Mia dolce madre, chi si ricorda del tuo Gesù piagato e crocifisso? La croce è stata cacciata via dalle nostre vite, spezzandole le braccia o girandola al contrario; abbiamo ridato a DIO la corona di spine. Tu ci ricordi la parola di Pilato, “Ecce Homo”, ecco l’uomo: Pilato indicava Gesù flagellato e coronato di spine, tu ci indichi l’umanità ridotta in questo stato, senza DIO. E come piangesti per lui, piangi anche per noi, madre afflittissima, in dolce attesa e in ardente preghiera, continuamente con gli occhi gonfi, davanti alle nostre insensibilità. Non riusciamo più a commuoverci davanti a DIO che muore, e ci macchiamo dei peccati più orrendi, mascherandoli di buonismo. Che ribrezzo essere “sepolcri imbiancati” davanti a DIO!
Ma tu, madre, non ti stanchi mai di invitarci al bene; in tutti i modi, in tutte le “salse”, predichi amore. Madre mia, voglio essere tutto tuo, per sempre: rendimi degno di corrispondere alla tua chiamata, perché il tuo pianto per me è motivo di afflizione. Come posso far soffrire una madre come te? Oh Maria, stringimi al tuo petto, il tuo calore sia per me motivo di conforto, il tuo respiro sia per me il sentimento di pace e calma a cui la mia anima anela. Stringimi al petto e rendimi tuo; non voglio nient’altro che nutrirmi di DIO, non dal mondo, ma dal tuo seno puro e vergine, che mi offre DIO così com’è.

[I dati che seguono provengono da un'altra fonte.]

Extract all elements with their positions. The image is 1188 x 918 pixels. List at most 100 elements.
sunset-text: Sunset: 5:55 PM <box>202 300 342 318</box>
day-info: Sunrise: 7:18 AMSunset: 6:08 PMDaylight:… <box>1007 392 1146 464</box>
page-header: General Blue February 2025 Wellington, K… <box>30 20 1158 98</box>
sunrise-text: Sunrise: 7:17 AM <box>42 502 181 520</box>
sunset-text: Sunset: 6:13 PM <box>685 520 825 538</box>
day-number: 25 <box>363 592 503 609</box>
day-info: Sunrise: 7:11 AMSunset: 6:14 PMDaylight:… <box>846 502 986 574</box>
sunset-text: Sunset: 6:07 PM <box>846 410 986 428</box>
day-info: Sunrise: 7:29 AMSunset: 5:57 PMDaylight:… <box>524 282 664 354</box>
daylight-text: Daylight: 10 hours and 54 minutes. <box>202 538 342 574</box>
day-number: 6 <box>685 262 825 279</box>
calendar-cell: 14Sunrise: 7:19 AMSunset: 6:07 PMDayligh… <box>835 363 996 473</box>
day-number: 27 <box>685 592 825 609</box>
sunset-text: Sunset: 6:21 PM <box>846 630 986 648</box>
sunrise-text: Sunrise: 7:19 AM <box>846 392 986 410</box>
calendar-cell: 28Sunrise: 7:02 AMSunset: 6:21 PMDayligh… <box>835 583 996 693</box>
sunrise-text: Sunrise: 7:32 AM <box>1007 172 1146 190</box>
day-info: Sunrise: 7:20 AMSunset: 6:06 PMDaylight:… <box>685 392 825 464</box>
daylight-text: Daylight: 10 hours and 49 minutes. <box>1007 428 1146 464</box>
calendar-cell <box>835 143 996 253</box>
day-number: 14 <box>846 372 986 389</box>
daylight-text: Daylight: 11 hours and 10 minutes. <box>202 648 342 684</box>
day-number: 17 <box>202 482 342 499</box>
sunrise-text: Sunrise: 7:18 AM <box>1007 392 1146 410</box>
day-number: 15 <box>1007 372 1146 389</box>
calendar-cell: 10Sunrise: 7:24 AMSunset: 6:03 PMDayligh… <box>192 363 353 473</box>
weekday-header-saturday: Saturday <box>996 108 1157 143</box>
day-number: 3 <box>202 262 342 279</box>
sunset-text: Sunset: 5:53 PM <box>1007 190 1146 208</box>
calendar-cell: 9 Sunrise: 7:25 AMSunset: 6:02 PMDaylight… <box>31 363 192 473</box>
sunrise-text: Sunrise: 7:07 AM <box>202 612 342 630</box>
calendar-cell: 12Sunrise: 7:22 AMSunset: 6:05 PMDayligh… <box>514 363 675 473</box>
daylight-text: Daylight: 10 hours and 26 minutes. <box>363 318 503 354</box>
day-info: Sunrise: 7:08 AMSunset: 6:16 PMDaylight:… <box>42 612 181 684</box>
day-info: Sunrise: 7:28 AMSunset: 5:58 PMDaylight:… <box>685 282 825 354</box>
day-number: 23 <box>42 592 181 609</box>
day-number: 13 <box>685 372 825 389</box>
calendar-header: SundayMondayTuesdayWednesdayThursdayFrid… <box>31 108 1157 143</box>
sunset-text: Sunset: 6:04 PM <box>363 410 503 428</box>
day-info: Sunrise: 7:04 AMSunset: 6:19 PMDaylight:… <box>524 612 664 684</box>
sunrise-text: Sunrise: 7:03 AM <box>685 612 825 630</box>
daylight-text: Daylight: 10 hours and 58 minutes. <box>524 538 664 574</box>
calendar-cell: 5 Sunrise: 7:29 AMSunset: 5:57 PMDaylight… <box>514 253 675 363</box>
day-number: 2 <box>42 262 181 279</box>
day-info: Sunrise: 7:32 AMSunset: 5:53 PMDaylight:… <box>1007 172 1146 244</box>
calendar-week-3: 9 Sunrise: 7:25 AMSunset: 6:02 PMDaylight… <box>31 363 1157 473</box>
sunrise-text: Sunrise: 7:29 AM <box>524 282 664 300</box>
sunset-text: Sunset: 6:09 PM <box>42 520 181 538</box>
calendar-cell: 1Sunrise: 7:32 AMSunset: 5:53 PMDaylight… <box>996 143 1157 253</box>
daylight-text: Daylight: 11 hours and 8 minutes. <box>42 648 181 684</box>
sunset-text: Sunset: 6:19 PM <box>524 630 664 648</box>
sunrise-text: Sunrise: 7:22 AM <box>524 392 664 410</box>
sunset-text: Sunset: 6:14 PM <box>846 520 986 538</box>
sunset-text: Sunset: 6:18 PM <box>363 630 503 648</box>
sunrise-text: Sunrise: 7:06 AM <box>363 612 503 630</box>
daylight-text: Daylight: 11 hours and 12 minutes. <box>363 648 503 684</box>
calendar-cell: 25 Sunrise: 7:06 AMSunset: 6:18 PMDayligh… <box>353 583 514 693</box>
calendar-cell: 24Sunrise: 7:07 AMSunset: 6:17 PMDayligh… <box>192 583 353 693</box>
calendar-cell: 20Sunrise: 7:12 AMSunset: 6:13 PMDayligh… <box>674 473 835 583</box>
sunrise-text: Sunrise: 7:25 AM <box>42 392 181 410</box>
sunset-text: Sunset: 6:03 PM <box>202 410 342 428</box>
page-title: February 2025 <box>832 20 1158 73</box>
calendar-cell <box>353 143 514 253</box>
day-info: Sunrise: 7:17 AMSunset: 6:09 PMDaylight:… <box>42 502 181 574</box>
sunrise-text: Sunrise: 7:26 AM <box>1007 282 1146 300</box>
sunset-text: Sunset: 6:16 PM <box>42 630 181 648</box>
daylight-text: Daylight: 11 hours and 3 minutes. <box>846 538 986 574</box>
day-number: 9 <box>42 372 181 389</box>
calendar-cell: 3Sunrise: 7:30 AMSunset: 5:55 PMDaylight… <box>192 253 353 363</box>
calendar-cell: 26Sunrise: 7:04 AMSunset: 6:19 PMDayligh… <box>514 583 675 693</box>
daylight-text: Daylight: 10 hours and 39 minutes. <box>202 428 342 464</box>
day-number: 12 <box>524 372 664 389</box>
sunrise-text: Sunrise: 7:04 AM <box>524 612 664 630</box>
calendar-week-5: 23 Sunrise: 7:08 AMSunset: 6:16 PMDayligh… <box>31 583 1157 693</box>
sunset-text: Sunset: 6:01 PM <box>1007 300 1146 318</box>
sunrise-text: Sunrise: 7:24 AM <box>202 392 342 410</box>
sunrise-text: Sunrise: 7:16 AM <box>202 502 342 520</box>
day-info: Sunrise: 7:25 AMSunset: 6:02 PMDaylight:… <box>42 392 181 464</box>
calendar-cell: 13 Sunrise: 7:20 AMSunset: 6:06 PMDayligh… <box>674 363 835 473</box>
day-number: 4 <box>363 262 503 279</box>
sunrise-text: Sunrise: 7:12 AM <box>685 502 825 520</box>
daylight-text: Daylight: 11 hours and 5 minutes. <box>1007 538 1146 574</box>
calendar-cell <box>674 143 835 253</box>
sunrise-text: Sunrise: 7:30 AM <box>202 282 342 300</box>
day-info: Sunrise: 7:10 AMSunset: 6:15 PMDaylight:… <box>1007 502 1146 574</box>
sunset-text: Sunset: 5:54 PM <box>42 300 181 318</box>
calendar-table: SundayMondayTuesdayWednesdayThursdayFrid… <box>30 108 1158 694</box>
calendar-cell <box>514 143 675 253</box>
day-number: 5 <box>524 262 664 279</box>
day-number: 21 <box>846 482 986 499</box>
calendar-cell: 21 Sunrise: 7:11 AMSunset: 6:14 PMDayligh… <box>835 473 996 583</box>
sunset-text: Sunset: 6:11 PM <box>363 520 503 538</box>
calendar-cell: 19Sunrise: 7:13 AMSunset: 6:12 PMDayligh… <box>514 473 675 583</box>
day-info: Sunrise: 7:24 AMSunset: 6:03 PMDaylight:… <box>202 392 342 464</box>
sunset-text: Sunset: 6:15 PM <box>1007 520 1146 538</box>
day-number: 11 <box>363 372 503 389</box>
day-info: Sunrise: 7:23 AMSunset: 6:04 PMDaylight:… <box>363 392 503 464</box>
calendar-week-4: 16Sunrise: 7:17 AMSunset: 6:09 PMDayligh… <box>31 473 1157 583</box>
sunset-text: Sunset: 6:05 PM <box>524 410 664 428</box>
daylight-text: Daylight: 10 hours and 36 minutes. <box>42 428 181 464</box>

Allattami, nutrimi, confortami con le proteine che si chiamano preghiera, sacramenti, parola di DIO; il tuo latte è purissimo, voglio nutrirmene e non saziarmi mai. Stringimi a te, culla ogni mio vagito e cantami una ninna nanna, che possa io riposare con te, in DIO. Madre, dolce madre afflitta, voglio baciare il tuo cuore e darti il mio imperfetto amore, per strapparti un sorriso e vedere una lacrima, stavolta di gioia. Stringimi a te, coccolami, carezzami; e quando voglio fare tutto da solo, sostienimi, sorreggimi; quando cado, confortami. Sì, madre, io non voglio schifarti come fa il mondo, voglio accettarti con me, anzi io desidero che tu stia per sempre con me.
Come posso io stare senza la mamma? Come potrei camminare nel bosco senza la tua mano? Come potrei, senza di te, essere sicuro che la direzione che prendo è quella giusta? Mia dolcissima madre, pensaci tu. E adesso, confortato dalle tue parole e convinto che la cosa migliore è essere il servo del Signore e compiere la tua parola, adesso so che ogni tua parola è preghiera: nel vangelo è così, poche le tue parole, tutte di preghiera, o di intercessione, o di lode. Così, madre, lasciami sistemare meglio, stringermi al tuo seno e riposare in pace, nel tuo amore, sapendo che tu mi porterai a DIO…
Grazie mamma… ti amo…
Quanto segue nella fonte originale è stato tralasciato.